Berlin has ''so many divergent groups, people, initiatives, aims,'' explaines von Weizsacker in an interview. ''Not to let them just fall apart and just fight one another, but rather to keep them together with all their conflicts, is the main task of a metropolitan area. A generation conflict usually is decided in such a metropolitan area.''

Now, von Weizsacker continues, ''We are heading for growing tension, separations, for a lack of orientation'' in West Germany as a whole as young people express their dissatisfaction with the answers of their elders ''as to the safeguarding of a decent life in their future.''

Many young people, von Weizsacker goes on, referring especially to the current missile debate, ''do not trust our ability to ethically command what we can do technologically.'' And he adds, ''they have of course the credit of having alerted the older people in various fields (such as) environmental questions and the relationship between material and nonmaterial aims.''

As head of state, von Weizsacker hopes to meet this ''growing uneasiness, uncertainty, lack of orientation'' not by ignoring or riding roughshod over it. Rather, he honors young people's questioniong, if not necessarily agreeing with their specific answers.

It is not always completely clear to outsiders just how von Weizsacker's conciliation works, but obviously it has worked in West Berlin.

He has kept together the cantankerous conservative and liberal wings of his own party for a start - a not inconsiderable feat in this city. He has calmed down the squatters (and their violent fringe) by a combination of slow negotiation of rental contracts, some controversial evictions, and a healthy housing construction program. Through it all, von Weizsacker has won the affection of West Berlin's large middle class and its many pensioners - and even the grudging respect of the city's lively countercultural ''scene.'' He is no butt of intellectual's jokes, as some of his conservative colleagues are.
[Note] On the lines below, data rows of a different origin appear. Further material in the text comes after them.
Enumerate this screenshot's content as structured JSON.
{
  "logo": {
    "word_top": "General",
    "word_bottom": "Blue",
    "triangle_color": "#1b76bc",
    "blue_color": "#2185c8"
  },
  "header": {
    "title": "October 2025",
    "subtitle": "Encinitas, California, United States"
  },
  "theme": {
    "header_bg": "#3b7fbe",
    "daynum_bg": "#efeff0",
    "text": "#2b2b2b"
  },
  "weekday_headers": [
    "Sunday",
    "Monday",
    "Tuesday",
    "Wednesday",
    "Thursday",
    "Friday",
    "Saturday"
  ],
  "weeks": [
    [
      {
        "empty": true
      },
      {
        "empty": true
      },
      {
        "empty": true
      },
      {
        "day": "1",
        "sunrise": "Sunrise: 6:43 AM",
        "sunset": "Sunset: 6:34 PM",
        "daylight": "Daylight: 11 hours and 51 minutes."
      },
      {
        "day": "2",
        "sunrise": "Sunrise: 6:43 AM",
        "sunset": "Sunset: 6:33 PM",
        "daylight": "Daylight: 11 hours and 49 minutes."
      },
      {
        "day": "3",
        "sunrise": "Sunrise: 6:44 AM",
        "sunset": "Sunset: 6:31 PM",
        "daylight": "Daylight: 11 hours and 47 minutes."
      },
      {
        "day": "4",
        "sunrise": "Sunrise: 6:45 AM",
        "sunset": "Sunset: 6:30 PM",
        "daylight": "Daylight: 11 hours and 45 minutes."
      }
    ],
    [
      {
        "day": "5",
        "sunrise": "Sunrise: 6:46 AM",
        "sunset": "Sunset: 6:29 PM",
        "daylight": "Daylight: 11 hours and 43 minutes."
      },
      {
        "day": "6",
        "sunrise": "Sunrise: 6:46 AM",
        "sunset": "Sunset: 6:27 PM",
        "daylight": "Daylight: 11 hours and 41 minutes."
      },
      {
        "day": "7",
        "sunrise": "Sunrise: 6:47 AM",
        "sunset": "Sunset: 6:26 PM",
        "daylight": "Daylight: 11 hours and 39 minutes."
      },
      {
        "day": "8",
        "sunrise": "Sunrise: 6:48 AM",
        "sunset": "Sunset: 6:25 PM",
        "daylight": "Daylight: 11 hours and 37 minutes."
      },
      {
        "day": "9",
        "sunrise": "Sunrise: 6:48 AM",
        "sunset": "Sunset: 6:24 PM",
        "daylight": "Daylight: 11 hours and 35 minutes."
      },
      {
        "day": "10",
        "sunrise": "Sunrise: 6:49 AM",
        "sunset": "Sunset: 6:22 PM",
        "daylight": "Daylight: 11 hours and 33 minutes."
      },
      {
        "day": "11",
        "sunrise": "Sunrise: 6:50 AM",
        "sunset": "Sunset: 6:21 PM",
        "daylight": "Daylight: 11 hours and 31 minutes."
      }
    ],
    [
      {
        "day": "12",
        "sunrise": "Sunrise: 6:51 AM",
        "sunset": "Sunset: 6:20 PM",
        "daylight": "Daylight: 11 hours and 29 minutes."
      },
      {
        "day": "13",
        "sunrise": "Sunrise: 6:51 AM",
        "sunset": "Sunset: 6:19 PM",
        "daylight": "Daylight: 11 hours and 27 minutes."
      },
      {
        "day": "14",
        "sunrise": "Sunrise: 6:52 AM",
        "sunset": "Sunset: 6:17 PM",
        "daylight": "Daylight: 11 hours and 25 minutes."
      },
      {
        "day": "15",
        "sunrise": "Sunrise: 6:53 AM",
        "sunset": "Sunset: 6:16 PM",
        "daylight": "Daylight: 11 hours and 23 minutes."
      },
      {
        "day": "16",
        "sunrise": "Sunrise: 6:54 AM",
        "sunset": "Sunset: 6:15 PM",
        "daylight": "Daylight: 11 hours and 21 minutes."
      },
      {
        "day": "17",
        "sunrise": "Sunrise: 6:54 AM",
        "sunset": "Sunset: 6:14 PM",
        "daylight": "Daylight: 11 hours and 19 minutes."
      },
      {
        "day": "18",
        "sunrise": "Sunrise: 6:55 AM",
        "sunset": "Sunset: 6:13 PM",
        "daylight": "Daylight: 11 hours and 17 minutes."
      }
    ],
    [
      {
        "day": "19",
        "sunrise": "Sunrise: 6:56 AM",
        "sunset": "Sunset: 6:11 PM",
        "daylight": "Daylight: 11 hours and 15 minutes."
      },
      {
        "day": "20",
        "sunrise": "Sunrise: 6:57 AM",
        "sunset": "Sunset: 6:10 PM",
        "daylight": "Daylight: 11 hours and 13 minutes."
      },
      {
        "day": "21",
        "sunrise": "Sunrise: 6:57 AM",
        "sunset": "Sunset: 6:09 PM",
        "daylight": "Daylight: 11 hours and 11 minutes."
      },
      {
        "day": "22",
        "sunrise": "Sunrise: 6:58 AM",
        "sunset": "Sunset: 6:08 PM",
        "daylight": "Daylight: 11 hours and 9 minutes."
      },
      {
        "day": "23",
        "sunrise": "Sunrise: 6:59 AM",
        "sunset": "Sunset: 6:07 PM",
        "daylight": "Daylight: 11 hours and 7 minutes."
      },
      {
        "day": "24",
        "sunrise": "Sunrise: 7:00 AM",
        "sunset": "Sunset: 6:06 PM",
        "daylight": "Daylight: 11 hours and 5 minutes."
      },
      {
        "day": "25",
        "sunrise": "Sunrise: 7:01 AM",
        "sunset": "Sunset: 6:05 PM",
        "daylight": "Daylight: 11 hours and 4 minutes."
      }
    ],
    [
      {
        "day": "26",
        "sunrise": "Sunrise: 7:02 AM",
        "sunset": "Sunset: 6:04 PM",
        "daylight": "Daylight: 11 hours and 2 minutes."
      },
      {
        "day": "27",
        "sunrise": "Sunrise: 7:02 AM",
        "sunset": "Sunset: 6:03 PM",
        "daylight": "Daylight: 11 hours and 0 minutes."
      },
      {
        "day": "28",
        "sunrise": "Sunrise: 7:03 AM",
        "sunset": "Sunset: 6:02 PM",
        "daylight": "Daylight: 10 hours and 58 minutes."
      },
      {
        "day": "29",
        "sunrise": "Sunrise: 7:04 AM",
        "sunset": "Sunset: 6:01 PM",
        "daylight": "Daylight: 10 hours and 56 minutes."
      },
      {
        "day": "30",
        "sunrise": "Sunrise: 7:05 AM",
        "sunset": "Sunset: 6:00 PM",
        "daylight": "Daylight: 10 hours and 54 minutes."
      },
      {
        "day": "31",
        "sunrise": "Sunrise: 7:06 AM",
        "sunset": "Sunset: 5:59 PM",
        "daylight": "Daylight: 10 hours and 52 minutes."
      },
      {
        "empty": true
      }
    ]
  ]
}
Die Zeit's West Berlin correspondent concluded that von Weizsacker has brought ''serenity, magnanimity, and breadth of thought'' to his job - and is probably the second-best mayor West Berlin ever had, after the great postwar Ernst Reuter.

Von Weizsacker will have ample occasion to draw on these qualities after assuming the West German presidency next spring. The post is above politics. It is intended to represent and unify the broad spectrum of West Germans.